More than just a walk in the park
Is there anything better than the arrival of spring?
The warm breezes, the sunny days and the return of green grass all work together to make us forget the long, cold winter we just endured.
Everything seems so fresh and new in the spring, particularly this year, considering the nastiness of the past few months.
I guess that's why I've been feeling so refreshed and motivated myself lately. If Mother Nature can shake off the messiness of winter and start fresh, so can I.
My new attitude kicked in about two weeks ago. I decided to begin a walking program. I resolved to walk at least two miles a day, everyday. Much to my husband's dismay, I resolved that he would walk with me.
Actually, it didn't take as much convincing as I had anticipated. He agreed we could both stand to get into better shape and he was usually the one who ended up walking the dog anyway.
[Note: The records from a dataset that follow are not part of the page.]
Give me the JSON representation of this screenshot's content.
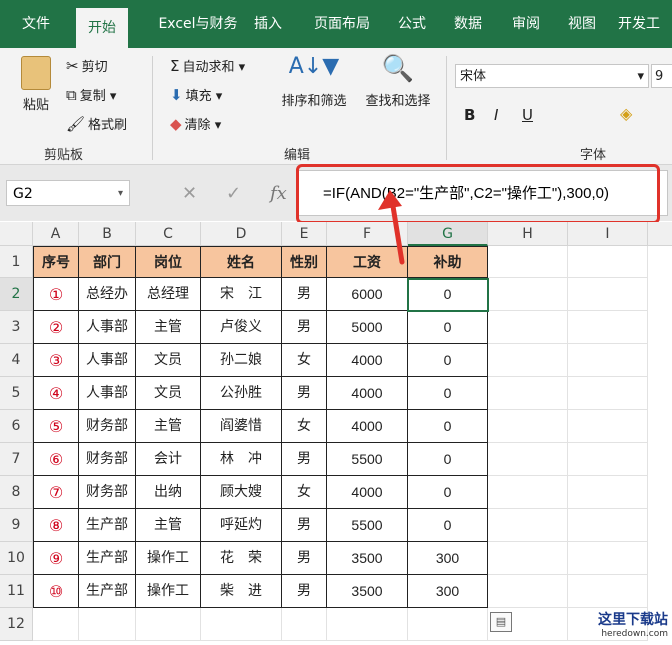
{
  "tabs": [
    "文件",
    "开始",
    "Excel与财务",
    "插入",
    "页面布局",
    "公式",
    "数据",
    "审阅",
    "视图",
    "开发工"
  ],
  "ribbon": {
    "paste": "粘贴",
    "cut": "剪切",
    "copy": "复制",
    "format_painter": "格式刷",
    "clipboard": "剪贴板",
    "autosum": "自动求和",
    "fill": "填充",
    "clear": "清除",
    "sort_filter": "排序和筛选",
    "find_select": "查找和选择",
    "editing": "编辑",
    "font_name": "宋体",
    "font_size": "9",
    "font_group": "字体"
  },
  "namebox": "G2",
  "formula": "=IF(AND(B2=\"生产部\",C2=\"操作工\"),300,0)",
  "columns": [
    "A",
    "B",
    "C",
    "D",
    "E",
    "F",
    "G",
    "H",
    "I"
  ],
  "rows": [
    "1",
    "2",
    "3",
    "4",
    "5",
    "6",
    "7",
    "8",
    "9",
    "10",
    "11",
    "12"
  ],
  "header": [
    "序号",
    "部门",
    "岗位",
    "姓名",
    "性别",
    "工资",
    "补助"
  ],
  "data": [
    [
      "①",
      "总经办",
      "总经理",
      "宋　江",
      "男",
      "6000",
      "0"
    ],
    [
      "②",
      "人事部",
      "主管",
      "卢俊义",
      "男",
      "5000",
      "0"
    ],
    [
      "③",
      "人事部",
      "文员",
      "孙二娘",
      "女",
      "4000",
      "0"
    ],
    [
      "④",
      "人事部",
      "文员",
      "公孙胜",
      "男",
      "4000",
      "0"
    ],
    [
      "⑤",
      "财务部",
      "主管",
      "阎婆惜",
      "女",
      "4000",
      "0"
    ],
    [
      "⑥",
      "财务部",
      "会计",
      "林　冲",
      "男",
      "5500",
      "0"
    ],
    [
      "⑦",
      "财务部",
      "出纳",
      "顾大嫂",
      "女",
      "4000",
      "0"
    ],
    [
      "⑧",
      "生产部",
      "主管",
      "呼延灼",
      "男",
      "5500",
      "0"
    ],
    [
      "⑨",
      "生产部",
      "操作工",
      "花　荣",
      "男",
      "3500",
      "300"
    ],
    [
      "⑩",
      "生产部",
      "操作工",
      "柴　进",
      "男",
      "3500",
      "300"
    ]
  ],
  "watermark": {
    "title": "这里下载站",
    "url": "heredown.com"
  }
}
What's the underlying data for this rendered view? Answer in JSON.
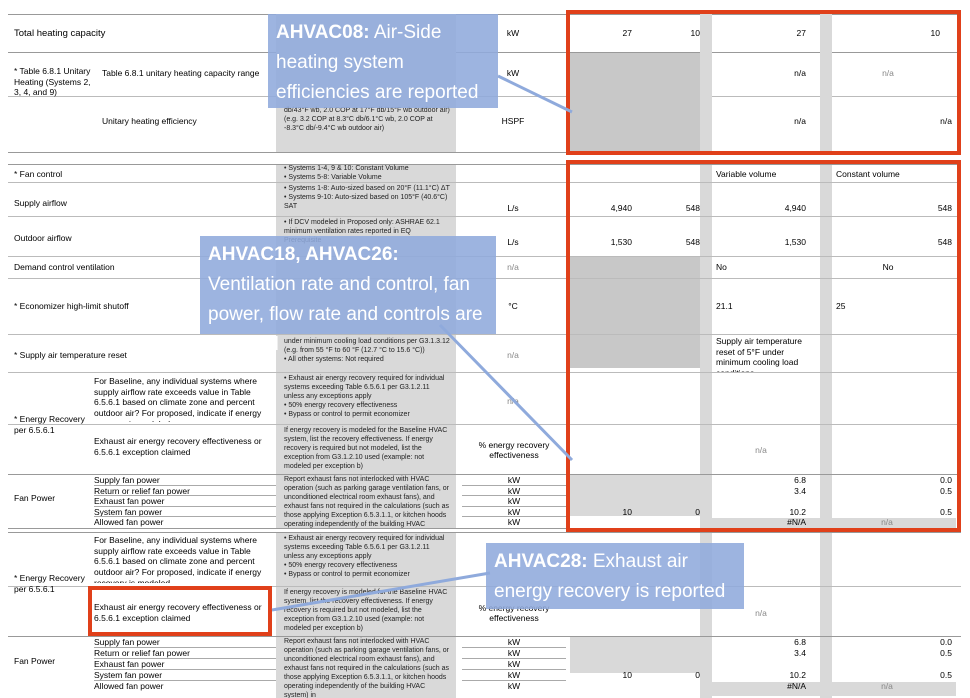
{
  "section1": {
    "total_heating_label": "Total heating capacity",
    "total_heating_unit": "kW",
    "total_heating_vals": [
      "27",
      "10",
      "27",
      "10"
    ],
    "table_group": "* Table 6.8.1 Unitary Heating (Systems 2, 3, 4, and 9)",
    "range_label": "Table 6.8.1 unitary heating capacity range",
    "range_unit": "kW",
    "range_vals": [
      "n/a",
      "n/a"
    ],
    "eff_label": "Unitary heating efficiency",
    "eff_note": "db/43°F wb, 2.0 COP at 17°F db/15°F wb outdoor air) (e.g. 3.2 COP at 8.3°C db/6.1°C wb, 2.0 COP at -8.3°C db/-9.4°C wb outdoor air)",
    "eff_unit": "HSPF",
    "eff_vals": [
      "n/a",
      "n/a"
    ]
  },
  "section2": {
    "fan_control_label": "* Fan control",
    "fan_control_note": "• Systems 1-4, 9 & 10: Constant Volume\n• Systems 5-8: Variable Volume",
    "fan_control_vals": [
      "Variable volume",
      "Constant volume"
    ],
    "supply_label": "Supply airflow",
    "supply_note": "• Systems 1-8: Auto-sized based on 20°F (11.1°C) ΔT\n• Systems 9-10: Auto-sized based on 105°F (40.6°C) SAT",
    "supply_unit": "L/s",
    "supply_vals": [
      "4,940",
      "548",
      "4,940",
      "548"
    ],
    "outdoor_label": "Outdoor airflow",
    "outdoor_note": "• If DCV modeled in Proposed only: ASHRAE 62.1 minimum ventilation rates reported in EQ Prerequisite",
    "outdoor_unit": "L/s",
    "outdoor_vals": [
      "1,530",
      "548",
      "1,530",
      "548"
    ],
    "dcv_label": "Demand control ventilation",
    "dcv_unit": "n/a",
    "dcv_vals": [
      "No",
      "No"
    ],
    "econ_label": "* Economizer high-limit shutoff",
    "econ_unit": "°C",
    "econ_vals": [
      "21.1",
      "25"
    ],
    "sat_label": "* Supply air temperature reset",
    "sat_note": "under minimum cooling load conditions per G3.1.3.12 (e.g. from 55 °F to 60 °F (12.7 °C to 15.6 °C))\n• All other systems: Not required",
    "sat_unit": "n/a",
    "sat_val": "Supply air temperature reset of 5°F under minimum cooling load conditions",
    "er_group": "* Energy Recovery per 6.5.6.1",
    "er_q": "For Baseline, any individual systems where supply airflow rate exceeds value in Table 6.5.6.1 based on climate zone and percent outdoor air? For proposed, indicate if energy recovery is modeled.",
    "er_q_note": "• Exhaust air energy recovery required for individual systems exceeding Table 6.5.6.1 per G3.1.2.11 unless any exceptions apply\n• 50% energy recovery effectiveness\n• Bypass or control to permit economizer",
    "er_q_unit": "n/a",
    "er_eff": "Exhaust air energy recovery effectiveness or 6.5.6.1 exception claimed",
    "er_eff_note": "If energy recovery is modeled for the Baseline HVAC system, list the recovery effectiveness. If energy recovery is required but not modeled, list the exception from G3.1.2.10 used (example: not modeled per exception b)",
    "er_eff_unit": "% energy recovery effectiveness",
    "er_eff_val": "n/a",
    "fan_group": "Fan Power",
    "fan_rows": [
      {
        "label": "Supply fan power",
        "unit": "kW",
        "v1": "",
        "v2": "",
        "v3": "6.8",
        "v4": "0.0"
      },
      {
        "label": "Return or relief fan power",
        "unit": "kW",
        "v1": "",
        "v2": "",
        "v3": "3.4",
        "v4": "0.5"
      },
      {
        "label": "Exhaust fan power",
        "unit": "kW",
        "v1": "",
        "v2": "",
        "v3": "",
        "v4": ""
      },
      {
        "label": "System fan power",
        "unit": "kW",
        "v1": "10",
        "v2": "0",
        "v3": "10.2",
        "v4": "0.5"
      },
      {
        "label": "Allowed fan power",
        "unit": "kW",
        "v1": "",
        "v2": "",
        "v3": "#N/A",
        "v4": "n/a"
      }
    ],
    "fan_note": "Report exhaust fans not interlocked with HVAC operation (such as parking garage ventilation fans, or unconditioned electrical room exhaust fans), and exhaust fans not required in the calculations (such as those applying Exception 6.5.3.1.1, or kitchen hoods operating independently of the building HVAC system) in"
  },
  "section3": {
    "er_group": "* Energy Recovery per 6.5.6.1",
    "er_q": "For Baseline, any individual systems where supply airflow rate exceeds value in Table 6.5.6.1 based on climate zone and percent outdoor air? For proposed, indicate if energy recovery is modeled",
    "er_q_note": "• Exhaust air energy recovery required for individual systems exceeding Table 6.5.6.1 per G3.1.2.11 unless any exceptions apply\n• 50% energy recovery effectiveness\n• Bypass or control to permit economizer",
    "er_eff": "Exhaust air energy recovery effectiveness or 6.5.6.1 exception claimed",
    "er_eff_note": "If energy recovery is modeled for the Baseline HVAC system, list the recovery effectiveness. If energy recovery is required but not modeled, list the exception from G3.1.2.10 used (example: not modeled per exception b)",
    "er_eff_unit": "% energy recovery effectiveness",
    "er_eff_val": "n/a",
    "fan_group": "Fan Power",
    "fan_rows": [
      {
        "label": "Supply fan power",
        "unit": "kW",
        "v1": "",
        "v2": "",
        "v3": "6.8",
        "v4": "0.0"
      },
      {
        "label": "Return or relief fan power",
        "unit": "kW",
        "v1": "",
        "v2": "",
        "v3": "3.4",
        "v4": "0.5"
      },
      {
        "label": "Exhaust fan power",
        "unit": "kW",
        "v1": "",
        "v2": "",
        "v3": "",
        "v4": ""
      },
      {
        "label": "System fan power",
        "unit": "kW",
        "v1": "10",
        "v2": "0",
        "v3": "10.2",
        "v4": "0.5"
      },
      {
        "label": "Allowed fan power",
        "unit": "kW",
        "v1": "",
        "v2": "",
        "v3": "#N/A",
        "v4": "n/a"
      }
    ],
    "fan_note": "Report exhaust fans not interlocked with HVAC operation (such as parking garage ventilation fans, or unconditioned electrical room exhaust fans), and exhaust fans not required in the calculations (such as those applying Exception 6.5.3.1.1, or kitchen hoods operating independently of the building HVAC system) in"
  },
  "callouts": {
    "c1_code": "AHVAC08:",
    "c1_text": " Air-Side heating system efficiencies are reported",
    "c2_code": "AHVAC18, AHVAC26:",
    "c2_text": " Ventilation rate and control, fan power, flow rate and controls are reported",
    "c3_code": "AHVAC28:",
    "c3_text": " Exhaust air energy recovery is reported"
  },
  "colors": {
    "highlight_box": "#e0401a",
    "callout_bg": "#8faadc",
    "note_gray": "#d9d9d9"
  }
}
I warned him, it wasn't going to the leisurely strolls he and the dog had become accustomed to. There would be no stopping every few feet to sniff the grass (the dog) or stopping in the middle of the walk to shoot some baskets (my husband).
We were going to have purpose in our walks. We were going to burn calories and tone muscles.
That plan lasted about as long as it took us to make two laps around the park. We didn't lose our motivation, we simply became intrigued with our surroundings.
As is the case on beautiful spring days, the park was full of people. We passed by them on the trail, doing our best to yield to the right.
Along the way, we noticed how each person had his or her own way of passing. Some would say hello or make small talk, others would do whatever was necessary to avoid eye contact. Some would say hello the first time they met you, while others would adhere to the one-greeting-per-outing rule.
Since that day, we've become fascinated with our new friends at the park. There's the Rollerblading lady who never speaks. We figure she works at a desk job somewhere and has never really developed any people skills.
There's the man who brings what appears to be his grandson to the park every day. He seems nice. We worry that the young boy will soon get too old to care about trips to the park with Grandpa.
Then there's our favorite park friend. We don't know his name, but we call him Sparky.
Sparky doesn't have an easy life. He's the kid who, while his friends are making sand castles in the volleyball pit, has to make the 100-yard or so trek to the water spicket with a giant orange highway cone.
He fills the cone with water and carefully makes his way back to the sand pit. When he finally gets there, he's not even the one who gets to pour the water on the sand. His friend grabs the cone from him, empties it and sends him back to the spicket for more.
We admire Sparky because he never seems to get discouraged. God bless him, he's willing to take the abuse, day after day, just for the experience of spending a spring day in the park with his friends.